Detection of sinusoidal amplitude modulated sounds: Deficits after bilateral lesions of auditory cortex in the rat
The ability of rats to detect the presence of sinusoidal amplitude modulation (AM) of a broadband noise carrier was determined before and after bilateral ablation of auditory cortex. The rats were trained to withdraw from a drinking spout to avoid a shock when they detected a modulation of the sound. Sensitivity was evaluated by testing the rats at progressively smaller depths of modulation. Psychophysical curves were produced to describe the limits of detection at modulation rates of 10, 100 and 1000 Hz. Performance scores were based on the probability of withdrawal from the spout during AM (warning periods) relative to withdrawal during the un-modulated noise (safe periods). A threshold was defined as the depth of modulation that produced a score halfway between perfect avoidance and no avoidance (performance score = 0.5). Bilateral auditory cortical lesions resulted in significant elevations in threshold for detection of AM at rates of 100 and 1000 Hz. No significant shift was found at a modulation rate of 10 Hz. The magnitude of the deficit for AM rates of 100 and 1000 Hz was positively correlated with the size of the cortical lesion. Substantial deficits were found only in animals with lesions that included secondary as well as primary auditory cortical areas. The results show that the rat's auditory cortex is important for processing sinusoidal AM and that its contribution is most apparent at high modulation rates.
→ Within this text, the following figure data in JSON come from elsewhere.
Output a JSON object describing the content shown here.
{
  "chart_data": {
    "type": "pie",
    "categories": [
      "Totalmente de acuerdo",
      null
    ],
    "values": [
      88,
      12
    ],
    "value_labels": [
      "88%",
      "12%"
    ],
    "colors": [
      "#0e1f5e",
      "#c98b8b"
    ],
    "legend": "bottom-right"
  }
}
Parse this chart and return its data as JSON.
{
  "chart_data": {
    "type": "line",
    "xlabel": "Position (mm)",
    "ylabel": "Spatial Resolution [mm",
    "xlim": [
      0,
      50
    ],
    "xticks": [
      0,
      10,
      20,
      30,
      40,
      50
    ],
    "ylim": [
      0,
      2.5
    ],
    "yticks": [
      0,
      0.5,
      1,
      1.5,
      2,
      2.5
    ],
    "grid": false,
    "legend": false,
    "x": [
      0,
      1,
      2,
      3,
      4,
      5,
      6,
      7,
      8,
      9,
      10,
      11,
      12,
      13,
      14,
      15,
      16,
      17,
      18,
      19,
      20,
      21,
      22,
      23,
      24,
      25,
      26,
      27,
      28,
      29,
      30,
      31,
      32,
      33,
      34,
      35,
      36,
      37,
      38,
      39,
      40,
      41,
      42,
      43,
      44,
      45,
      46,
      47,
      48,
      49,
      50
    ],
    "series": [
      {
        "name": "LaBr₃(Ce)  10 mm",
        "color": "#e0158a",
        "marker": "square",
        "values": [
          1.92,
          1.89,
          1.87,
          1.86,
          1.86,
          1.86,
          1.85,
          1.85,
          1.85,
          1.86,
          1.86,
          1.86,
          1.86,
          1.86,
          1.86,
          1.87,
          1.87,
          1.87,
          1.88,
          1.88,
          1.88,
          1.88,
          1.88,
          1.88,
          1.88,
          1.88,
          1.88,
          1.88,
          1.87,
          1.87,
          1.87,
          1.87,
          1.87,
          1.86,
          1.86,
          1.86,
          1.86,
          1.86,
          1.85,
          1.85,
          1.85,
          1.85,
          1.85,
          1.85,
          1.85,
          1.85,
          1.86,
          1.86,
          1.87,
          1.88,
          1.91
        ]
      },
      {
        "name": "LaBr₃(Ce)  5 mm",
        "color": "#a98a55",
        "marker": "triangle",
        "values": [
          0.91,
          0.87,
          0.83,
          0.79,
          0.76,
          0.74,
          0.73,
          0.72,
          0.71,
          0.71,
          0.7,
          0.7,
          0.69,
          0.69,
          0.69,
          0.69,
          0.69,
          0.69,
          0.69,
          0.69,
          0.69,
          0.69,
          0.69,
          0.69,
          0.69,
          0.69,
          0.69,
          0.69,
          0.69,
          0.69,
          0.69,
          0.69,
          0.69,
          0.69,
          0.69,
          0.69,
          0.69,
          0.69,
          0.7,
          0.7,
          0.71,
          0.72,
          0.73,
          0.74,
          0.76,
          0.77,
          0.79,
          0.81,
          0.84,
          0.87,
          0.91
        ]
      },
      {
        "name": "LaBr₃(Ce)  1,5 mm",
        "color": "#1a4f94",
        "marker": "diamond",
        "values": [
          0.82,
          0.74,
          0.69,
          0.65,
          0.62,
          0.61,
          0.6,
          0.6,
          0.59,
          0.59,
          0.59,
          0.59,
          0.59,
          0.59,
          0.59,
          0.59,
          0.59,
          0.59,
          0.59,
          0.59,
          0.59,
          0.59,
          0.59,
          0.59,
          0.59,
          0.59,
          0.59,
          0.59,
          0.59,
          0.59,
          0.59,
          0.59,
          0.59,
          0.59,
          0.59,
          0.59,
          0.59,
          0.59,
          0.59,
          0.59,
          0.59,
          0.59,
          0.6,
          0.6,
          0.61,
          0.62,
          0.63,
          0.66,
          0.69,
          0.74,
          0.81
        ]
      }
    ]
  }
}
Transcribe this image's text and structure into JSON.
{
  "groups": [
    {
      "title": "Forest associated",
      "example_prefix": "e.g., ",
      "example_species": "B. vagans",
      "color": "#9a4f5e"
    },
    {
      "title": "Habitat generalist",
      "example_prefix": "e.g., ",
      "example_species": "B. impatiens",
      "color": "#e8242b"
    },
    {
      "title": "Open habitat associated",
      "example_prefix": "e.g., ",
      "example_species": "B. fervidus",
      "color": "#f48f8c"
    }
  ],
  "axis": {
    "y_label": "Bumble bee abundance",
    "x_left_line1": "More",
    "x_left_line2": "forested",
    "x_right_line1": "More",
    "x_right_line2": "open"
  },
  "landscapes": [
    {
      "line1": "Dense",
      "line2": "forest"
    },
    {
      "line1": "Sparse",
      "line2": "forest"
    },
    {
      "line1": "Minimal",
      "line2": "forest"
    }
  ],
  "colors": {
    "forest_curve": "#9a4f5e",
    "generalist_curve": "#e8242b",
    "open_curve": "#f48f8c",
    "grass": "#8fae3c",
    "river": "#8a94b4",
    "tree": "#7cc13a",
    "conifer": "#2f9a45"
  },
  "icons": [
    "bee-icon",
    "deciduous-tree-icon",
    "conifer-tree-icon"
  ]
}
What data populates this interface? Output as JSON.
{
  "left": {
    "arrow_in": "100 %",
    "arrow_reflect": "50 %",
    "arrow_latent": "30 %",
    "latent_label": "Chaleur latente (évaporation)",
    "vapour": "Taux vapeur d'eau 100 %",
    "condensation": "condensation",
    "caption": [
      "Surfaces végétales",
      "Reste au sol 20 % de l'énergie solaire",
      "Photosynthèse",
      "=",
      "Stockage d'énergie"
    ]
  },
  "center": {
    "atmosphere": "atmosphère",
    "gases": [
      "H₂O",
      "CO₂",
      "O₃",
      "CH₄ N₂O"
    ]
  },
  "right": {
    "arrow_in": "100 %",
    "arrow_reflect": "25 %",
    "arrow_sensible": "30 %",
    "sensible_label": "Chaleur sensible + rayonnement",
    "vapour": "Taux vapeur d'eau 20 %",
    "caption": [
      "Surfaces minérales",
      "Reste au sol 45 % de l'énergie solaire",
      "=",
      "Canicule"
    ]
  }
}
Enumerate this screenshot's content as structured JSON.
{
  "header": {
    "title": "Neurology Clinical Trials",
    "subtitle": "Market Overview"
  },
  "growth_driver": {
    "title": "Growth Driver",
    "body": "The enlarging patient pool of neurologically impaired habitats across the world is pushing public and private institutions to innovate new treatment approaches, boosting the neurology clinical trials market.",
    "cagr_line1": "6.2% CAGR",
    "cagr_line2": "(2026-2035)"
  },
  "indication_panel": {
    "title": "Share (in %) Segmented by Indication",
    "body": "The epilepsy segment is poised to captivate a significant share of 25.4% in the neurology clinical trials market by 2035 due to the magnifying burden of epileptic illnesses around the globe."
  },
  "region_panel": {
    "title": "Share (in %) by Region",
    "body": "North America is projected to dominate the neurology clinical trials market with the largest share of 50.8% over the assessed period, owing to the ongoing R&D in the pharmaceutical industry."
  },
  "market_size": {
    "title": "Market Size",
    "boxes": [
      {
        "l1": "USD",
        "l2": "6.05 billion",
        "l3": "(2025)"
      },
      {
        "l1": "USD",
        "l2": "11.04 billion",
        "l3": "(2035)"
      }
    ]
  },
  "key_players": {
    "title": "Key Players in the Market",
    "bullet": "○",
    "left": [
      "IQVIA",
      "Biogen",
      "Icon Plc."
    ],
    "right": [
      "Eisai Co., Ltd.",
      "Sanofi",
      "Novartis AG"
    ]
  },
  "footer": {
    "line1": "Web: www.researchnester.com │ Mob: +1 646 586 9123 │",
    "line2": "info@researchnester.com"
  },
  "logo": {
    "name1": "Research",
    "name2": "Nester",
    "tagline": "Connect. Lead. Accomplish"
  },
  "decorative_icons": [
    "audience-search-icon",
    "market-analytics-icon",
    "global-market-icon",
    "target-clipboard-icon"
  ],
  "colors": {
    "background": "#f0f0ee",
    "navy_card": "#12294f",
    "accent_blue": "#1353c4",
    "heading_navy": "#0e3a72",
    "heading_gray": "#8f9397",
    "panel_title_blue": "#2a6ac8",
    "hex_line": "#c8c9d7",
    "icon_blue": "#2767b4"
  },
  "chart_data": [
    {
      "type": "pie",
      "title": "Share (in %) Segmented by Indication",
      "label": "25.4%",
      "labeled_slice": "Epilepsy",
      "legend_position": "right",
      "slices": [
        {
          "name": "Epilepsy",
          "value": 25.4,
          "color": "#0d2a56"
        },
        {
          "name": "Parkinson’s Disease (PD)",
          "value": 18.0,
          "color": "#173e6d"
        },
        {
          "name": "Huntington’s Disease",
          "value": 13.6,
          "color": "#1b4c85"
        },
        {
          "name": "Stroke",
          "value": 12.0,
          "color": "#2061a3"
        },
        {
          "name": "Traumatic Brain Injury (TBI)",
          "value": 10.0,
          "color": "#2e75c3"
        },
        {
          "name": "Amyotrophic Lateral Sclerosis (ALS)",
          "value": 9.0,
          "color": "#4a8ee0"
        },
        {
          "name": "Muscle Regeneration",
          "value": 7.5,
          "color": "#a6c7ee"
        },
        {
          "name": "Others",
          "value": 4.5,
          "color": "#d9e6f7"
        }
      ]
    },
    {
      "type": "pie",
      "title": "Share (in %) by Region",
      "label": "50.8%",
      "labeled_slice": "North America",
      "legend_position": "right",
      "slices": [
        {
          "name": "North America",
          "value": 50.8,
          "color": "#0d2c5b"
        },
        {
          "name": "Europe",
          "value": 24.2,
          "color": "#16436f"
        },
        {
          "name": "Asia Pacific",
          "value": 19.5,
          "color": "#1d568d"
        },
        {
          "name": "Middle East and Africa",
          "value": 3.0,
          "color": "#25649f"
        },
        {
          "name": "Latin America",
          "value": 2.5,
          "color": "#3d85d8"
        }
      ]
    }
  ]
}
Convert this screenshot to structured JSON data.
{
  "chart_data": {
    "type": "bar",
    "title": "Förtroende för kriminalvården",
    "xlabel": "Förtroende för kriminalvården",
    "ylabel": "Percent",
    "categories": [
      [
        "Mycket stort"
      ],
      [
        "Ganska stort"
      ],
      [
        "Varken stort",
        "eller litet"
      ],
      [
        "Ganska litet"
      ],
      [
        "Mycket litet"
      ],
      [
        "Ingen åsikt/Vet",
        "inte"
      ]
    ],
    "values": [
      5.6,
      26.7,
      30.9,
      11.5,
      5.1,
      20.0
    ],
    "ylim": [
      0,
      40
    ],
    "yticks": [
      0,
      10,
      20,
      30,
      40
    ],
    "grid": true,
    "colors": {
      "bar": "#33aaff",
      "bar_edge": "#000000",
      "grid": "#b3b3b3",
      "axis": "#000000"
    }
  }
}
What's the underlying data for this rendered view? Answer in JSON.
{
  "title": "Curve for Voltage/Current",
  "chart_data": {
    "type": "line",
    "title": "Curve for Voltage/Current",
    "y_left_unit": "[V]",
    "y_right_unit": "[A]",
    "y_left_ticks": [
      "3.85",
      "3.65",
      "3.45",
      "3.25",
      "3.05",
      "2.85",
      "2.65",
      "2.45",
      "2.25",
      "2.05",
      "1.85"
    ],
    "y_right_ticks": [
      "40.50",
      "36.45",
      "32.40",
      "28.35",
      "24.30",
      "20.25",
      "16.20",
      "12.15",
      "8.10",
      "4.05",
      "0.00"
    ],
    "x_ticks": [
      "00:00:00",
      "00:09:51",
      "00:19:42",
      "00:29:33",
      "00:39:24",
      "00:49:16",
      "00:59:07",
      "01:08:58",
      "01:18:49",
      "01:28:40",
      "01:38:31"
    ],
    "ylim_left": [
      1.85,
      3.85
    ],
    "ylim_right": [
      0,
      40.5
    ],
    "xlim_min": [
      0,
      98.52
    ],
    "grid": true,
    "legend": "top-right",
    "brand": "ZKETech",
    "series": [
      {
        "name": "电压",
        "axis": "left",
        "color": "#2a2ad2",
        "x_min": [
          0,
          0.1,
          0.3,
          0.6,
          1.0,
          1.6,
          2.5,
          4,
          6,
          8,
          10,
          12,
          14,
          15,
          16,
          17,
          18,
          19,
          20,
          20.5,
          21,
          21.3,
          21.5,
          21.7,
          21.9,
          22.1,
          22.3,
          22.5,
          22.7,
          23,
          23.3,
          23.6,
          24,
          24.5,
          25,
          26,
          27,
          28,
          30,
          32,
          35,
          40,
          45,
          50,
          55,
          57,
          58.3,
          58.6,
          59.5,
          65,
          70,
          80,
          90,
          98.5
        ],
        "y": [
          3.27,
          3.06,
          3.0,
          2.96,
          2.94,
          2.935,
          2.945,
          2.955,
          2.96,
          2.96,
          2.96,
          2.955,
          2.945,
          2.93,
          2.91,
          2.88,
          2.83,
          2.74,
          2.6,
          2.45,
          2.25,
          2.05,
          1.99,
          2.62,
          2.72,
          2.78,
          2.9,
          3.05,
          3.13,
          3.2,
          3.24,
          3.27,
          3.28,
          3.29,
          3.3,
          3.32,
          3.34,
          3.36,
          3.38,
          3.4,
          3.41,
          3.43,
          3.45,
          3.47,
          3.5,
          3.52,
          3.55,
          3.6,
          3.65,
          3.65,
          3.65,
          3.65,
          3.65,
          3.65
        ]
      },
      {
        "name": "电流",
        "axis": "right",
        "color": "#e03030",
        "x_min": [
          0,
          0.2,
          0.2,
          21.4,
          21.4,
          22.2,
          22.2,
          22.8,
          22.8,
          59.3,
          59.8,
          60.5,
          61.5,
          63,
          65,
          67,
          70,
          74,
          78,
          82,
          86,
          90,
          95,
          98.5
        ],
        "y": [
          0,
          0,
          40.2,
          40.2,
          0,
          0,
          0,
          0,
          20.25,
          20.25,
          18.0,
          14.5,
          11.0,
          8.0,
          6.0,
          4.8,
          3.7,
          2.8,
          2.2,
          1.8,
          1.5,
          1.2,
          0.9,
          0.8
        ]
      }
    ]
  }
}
The data suggest that the auditory cortex is a crucial structure for maintaining normal sensitivity to temporal modulation of an auditory stimulus. © 2007 Elsevier B.V. All rights reserved.
Cooke, J. E.; Zhang, H.; and Kelly, J. B., "Detection of sinusoidal amplitude modulated sounds: Deficits after bilateral lesions of auditory cortex in the rat" (2007). Hearing Research, 231, 2, 90-99.